ARCHIVED: A walkthrough of APackOfTheClones v0.1.x
Source:vignettes/archive/v0-main.Rmd
v0-main.Rmd
Introduction
Single-cell RNA sequencing (scRNA-seq) and T cell receptor (TCR)
sequencing are popular techniques for studying immune cell function and
disease. The combined use of such data can provide insights into clonal
expansion. APackOfTheClones
provides a simple,
publication-ready method to intuitively visualize clonal expansion
between different cell clusters with ggplot2
, and can be
easily slotted into any analysis pipeline.

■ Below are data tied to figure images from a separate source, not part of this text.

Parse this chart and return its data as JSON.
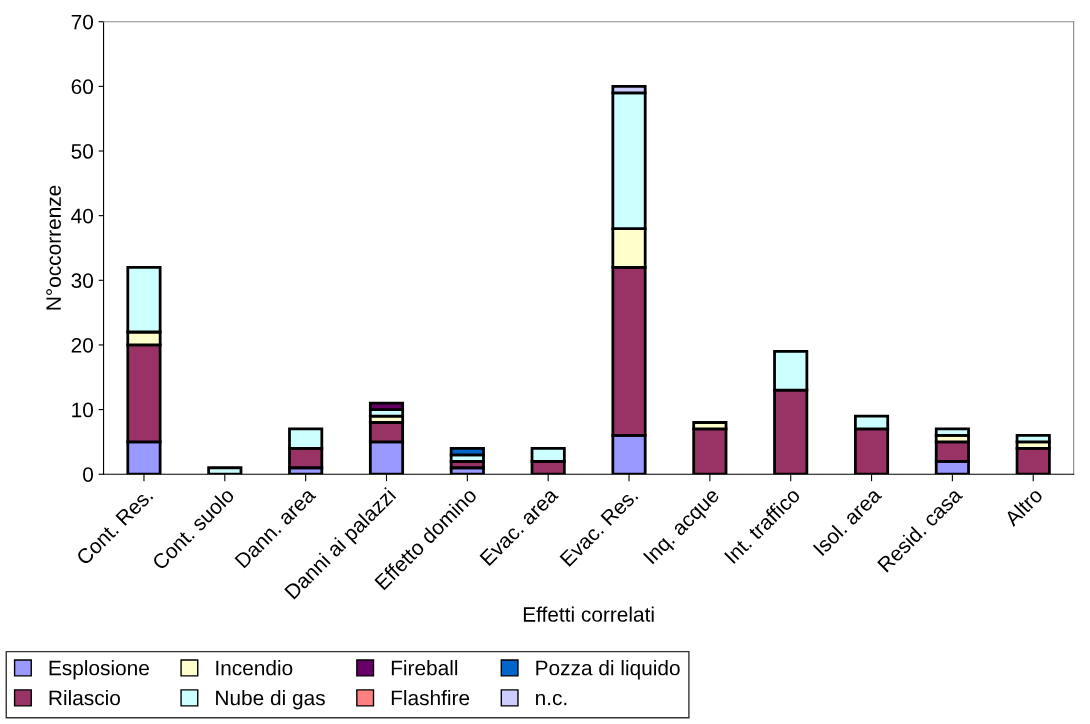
{
  "chart_data": {
    "type": "bar",
    "stacked": true,
    "xlabel": "Effetti correlati",
    "ylabel": "N°occorrenze",
    "categories": [
      "Cont. Res.",
      "Cont. suolo",
      "Dann. area",
      "Danni ai palazzi",
      "Effetto domino",
      "Evac. area",
      "Evac. Res.",
      "Inq. acque",
      "Int. traffico",
      "Isol. area",
      "Resid. casa",
      "Altro"
    ],
    "series": [
      {
        "name": "Esplosione",
        "color": "#9999ff",
        "values": [
          5,
          null,
          1,
          5,
          1,
          null,
          6,
          null,
          null,
          null,
          2,
          null
        ]
      },
      {
        "name": "Rilascio",
        "color": "#993366",
        "values": [
          15,
          null,
          3,
          3,
          1,
          2,
          26,
          7,
          13,
          7,
          3,
          4
        ]
      },
      {
        "name": "Incendio",
        "color": "#ffffcc",
        "values": [
          2,
          null,
          null,
          1,
          null,
          null,
          6,
          1,
          null,
          null,
          1,
          1
        ]
      },
      {
        "name": "Nube di gas",
        "color": "#ccffff",
        "values": [
          10,
          1,
          3,
          1,
          1,
          2,
          21,
          null,
          6,
          2,
          1,
          1
        ]
      },
      {
        "name": "Fireball",
        "color": "#660066",
        "values": [
          null,
          null,
          null,
          1,
          null,
          null,
          null,
          null,
          null,
          null,
          null,
          null
        ]
      },
      {
        "name": "Flashfire",
        "color": "#ff8080",
        "values": [
          null,
          null,
          null,
          null,
          null,
          null,
          null,
          null,
          null,
          null,
          null,
          null
        ]
      },
      {
        "name": "Pozza di liquido",
        "color": "#0066cc",
        "values": [
          null,
          null,
          null,
          null,
          1,
          null,
          null,
          null,
          null,
          null,
          null,
          null
        ]
      },
      {
        "name": "n.c.",
        "color": "#ccccff",
        "values": [
          null,
          null,
          null,
          null,
          null,
          null,
          1,
          null,
          null,
          null,
          null,
          null
        ]
      }
    ],
    "ylim": [
      0,
      70
    ],
    "yticks": [
      0,
      10,
      20,
      30,
      40,
      50,
      60,
      70
    ],
    "grid": false,
    "legend": "bottom"
  }
}
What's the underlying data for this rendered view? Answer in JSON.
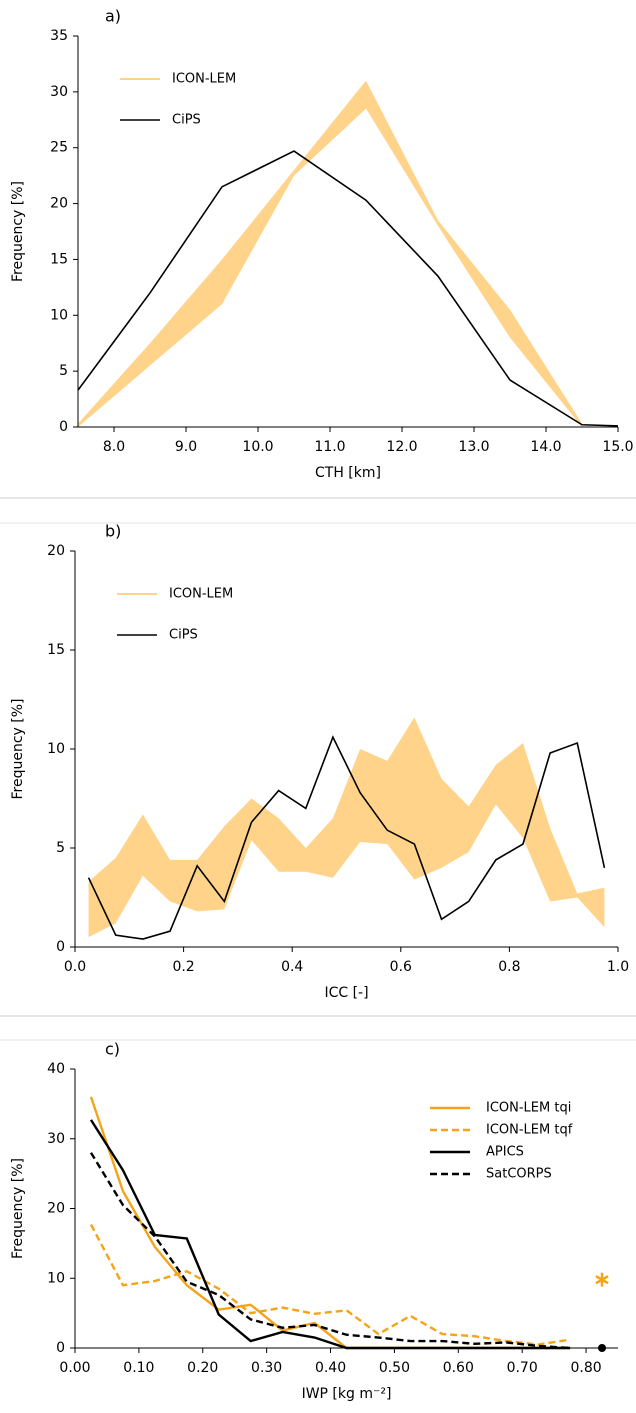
{
  "chart_data": [
    {
      "type": "line",
      "title": "a)",
      "xlabel": "CTH [km]",
      "ylabel": "Frequency [%]",
      "xlim": [
        7.5,
        15.0
      ],
      "xticks": [
        {
          "value": 8,
          "label": "8.0"
        },
        {
          "value": 9,
          "label": "9.0"
        },
        {
          "value": 10,
          "label": "10.0"
        },
        {
          "value": 11,
          "label": "11.0"
        },
        {
          "value": 12,
          "label": "12.0"
        },
        {
          "value": 13,
          "label": "13.0"
        },
        {
          "value": 14,
          "label": "14.0"
        },
        {
          "value": 15,
          "label": "15.0"
        }
      ],
      "ylim": [
        0,
        35
      ],
      "yticks": [
        0,
        5,
        10,
        15,
        20,
        25,
        30,
        35
      ],
      "legend": "upper left",
      "series": [
        {
          "name": "ICON-LEM",
          "color": "#ffd38a",
          "kind": "band",
          "x": [
            7.5,
            8.5,
            9.5,
            10.5,
            11.5,
            12.5,
            13.5,
            14.5
          ],
          "lower": [
            0,
            5.5,
            11,
            22.5,
            28.5,
            18,
            8,
            0
          ],
          "upper": [
            0.3,
            7.5,
            15,
            23,
            31,
            18.5,
            10.5,
            0.3
          ]
        },
        {
          "name": "CiPS",
          "color": "#000000",
          "x": [
            7.5,
            8.5,
            9.5,
            10.5,
            11.5,
            12.5,
            13.5,
            14.5,
            15.0
          ],
          "values": [
            3.3,
            12,
            21.5,
            24.7,
            20.3,
            13.5,
            4.2,
            0.2,
            0.1
          ]
        }
      ]
    },
    {
      "type": "line",
      "title": "b)",
      "xlabel": "ICC [-]",
      "ylabel": "Frequency [%]",
      "xlim": [
        0,
        1
      ],
      "xticks": [
        {
          "value": 0,
          "label": "0.0"
        },
        0.2,
        0.4,
        0.6,
        0.8,
        {
          "value": 1,
          "label": "1.0"
        }
      ],
      "ylim": [
        0,
        20
      ],
      "yticks": [
        0,
        5,
        10,
        15,
        20
      ],
      "legend": "upper left",
      "series": [
        {
          "name": "ICON-LEM",
          "color": "#ffd38a",
          "kind": "band",
          "x": [
            0.025,
            0.075,
            0.125,
            0.175,
            0.225,
            0.275,
            0.325,
            0.375,
            0.425,
            0.475,
            0.525,
            0.575,
            0.625,
            0.675,
            0.725,
            0.775,
            0.825,
            0.875,
            0.925,
            0.975
          ],
          "lower": [
            0.5,
            1.2,
            3.6,
            2.3,
            1.8,
            1.9,
            5.4,
            3.8,
            3.8,
            3.5,
            5.3,
            5.2,
            3.4,
            4.0,
            4.8,
            7.2,
            5.5,
            2.3,
            2.5,
            1.0
          ],
          "upper": [
            3.3,
            4.5,
            6.7,
            4.4,
            4.4,
            6.1,
            7.5,
            6.5,
            5.0,
            6.5,
            10.0,
            9.4,
            11.6,
            8.5,
            7.1,
            9.2,
            10.3,
            6.0,
            2.7,
            3.0
          ]
        },
        {
          "name": "CiPS",
          "color": "#000000",
          "x": [
            0.025,
            0.075,
            0.125,
            0.175,
            0.225,
            0.275,
            0.325,
            0.375,
            0.425,
            0.475,
            0.525,
            0.575,
            0.625,
            0.675,
            0.725,
            0.775,
            0.825,
            0.875,
            0.925,
            0.975
          ],
          "values": [
            3.5,
            0.6,
            0.4,
            0.8,
            4.1,
            2.3,
            6.3,
            7.9,
            7.0,
            10.6,
            7.8,
            5.9,
            5.2,
            1.4,
            2.3,
            4.4,
            5.2,
            9.8,
            10.3,
            4.0
          ]
        }
      ]
    },
    {
      "type": "line",
      "title": "c)",
      "xlabel": "IWP [kg m⁻²]",
      "ylabel": "Frequency [%]",
      "xlim": [
        0,
        0.85
      ],
      "xticks": [
        {
          "value": 0,
          "label": "0.00"
        },
        {
          "value": 0.1,
          "label": "0.10"
        },
        {
          "value": 0.2,
          "label": "0.20"
        },
        {
          "value": 0.3,
          "label": "0.30"
        },
        {
          "value": 0.4,
          "label": "0.40"
        },
        {
          "value": 0.5,
          "label": "0.50"
        },
        {
          "value": 0.6,
          "label": "0.60"
        },
        {
          "value": 0.7,
          "label": "0.70"
        },
        {
          "value": 0.8,
          "label": "0.80"
        }
      ],
      "ylim": [
        0,
        40
      ],
      "yticks": [
        0,
        10,
        20,
        30,
        40
      ],
      "legend": "upper right",
      "series": [
        {
          "name": "ICON-LEM tqi",
          "color": "#f5a31a",
          "x": [
            0.025,
            0.075,
            0.125,
            0.175,
            0.225,
            0.275,
            0.325,
            0.375,
            0.425,
            0.475,
            0.525,
            0.575,
            0.625,
            0.675,
            0.725,
            0.775
          ],
          "values": [
            36,
            22.5,
            14.5,
            9,
            5.5,
            6.2,
            2.5,
            3.6,
            0,
            0,
            0,
            0,
            0,
            0,
            0,
            0
          ]
        },
        {
          "name": "ICON-LEM tqf",
          "color": "#f5a31a",
          "dash": true,
          "x": [
            0.025,
            0.075,
            0.125,
            0.175,
            0.225,
            0.275,
            0.325,
            0.375,
            0.425,
            0.475,
            0.525,
            0.575,
            0.625,
            0.675,
            0.725,
            0.775
          ],
          "values": [
            17.7,
            9,
            9.6,
            11,
            8.5,
            5,
            5.8,
            4.9,
            5.4,
            2,
            4.6,
            2,
            1.7,
            1,
            0.5,
            1.2
          ]
        },
        {
          "name": "APICS",
          "color": "#000000",
          "x": [
            0.025,
            0.075,
            0.125,
            0.175,
            0.225,
            0.275,
            0.325,
            0.375,
            0.425,
            0.475,
            0.525,
            0.575,
            0.625,
            0.675,
            0.725,
            0.775
          ],
          "values": [
            32.7,
            25.5,
            16.2,
            15.7,
            4.8,
            1,
            2.3,
            1.5,
            0,
            0,
            0,
            0,
            0,
            0,
            0,
            0
          ]
        },
        {
          "name": "SatCORPS",
          "color": "#000000",
          "dash": true,
          "x": [
            0.025,
            0.075,
            0.125,
            0.175,
            0.225,
            0.275,
            0.325,
            0.375,
            0.425,
            0.475,
            0.525,
            0.575,
            0.625,
            0.675,
            0.725,
            0.775
          ],
          "values": [
            28,
            20.5,
            16,
            9.5,
            7.6,
            4.1,
            2.9,
            3.3,
            1.9,
            1.5,
            1,
            1,
            0.6,
            0.8,
            0.3,
            0
          ]
        }
      ],
      "points": [
        {
          "x": 0.825,
          "y": 9.8,
          "color": "#f5a31a",
          "marker": "asterisk"
        },
        {
          "x": 0.825,
          "y": 0,
          "color": "#000000",
          "marker": "dot"
        }
      ]
    }
  ]
}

In this user vignette, we will assume basic familiarity with
Seurat
and R
, and a Seurat
object
has already been processed through the basic pipeline until at least the
UMAP reduction has been obtained. Most importantly, clonal expansion can
only be analyzed if the biosample has been run through the 10X genomics
Chromium
Single Cell Immune Profiling service, and the resulting data
processed by Cell
Ranger.
We will be showing basic usage of the main function of the package,
Namely, in the integration of the 10X genomics T-cell receptor library
generated by Cell Ranger into a Seurat
object, followed by
the usage of a fully customizable clonal expansion plotting method.
Setup the Seurat object and T cell receptor library
Before anything else can be done, we need a Seurat
object of the single cell experiment with a dimensional reduction. The
most modern and common reduction used in publications is UMAP (Uniform
Manifold Approximation and Projection) which is what this package
defaults to, and what this vignette will use. There is also a way to
base it off of the t-SNE (t-distributed stochastic neighbor embedding)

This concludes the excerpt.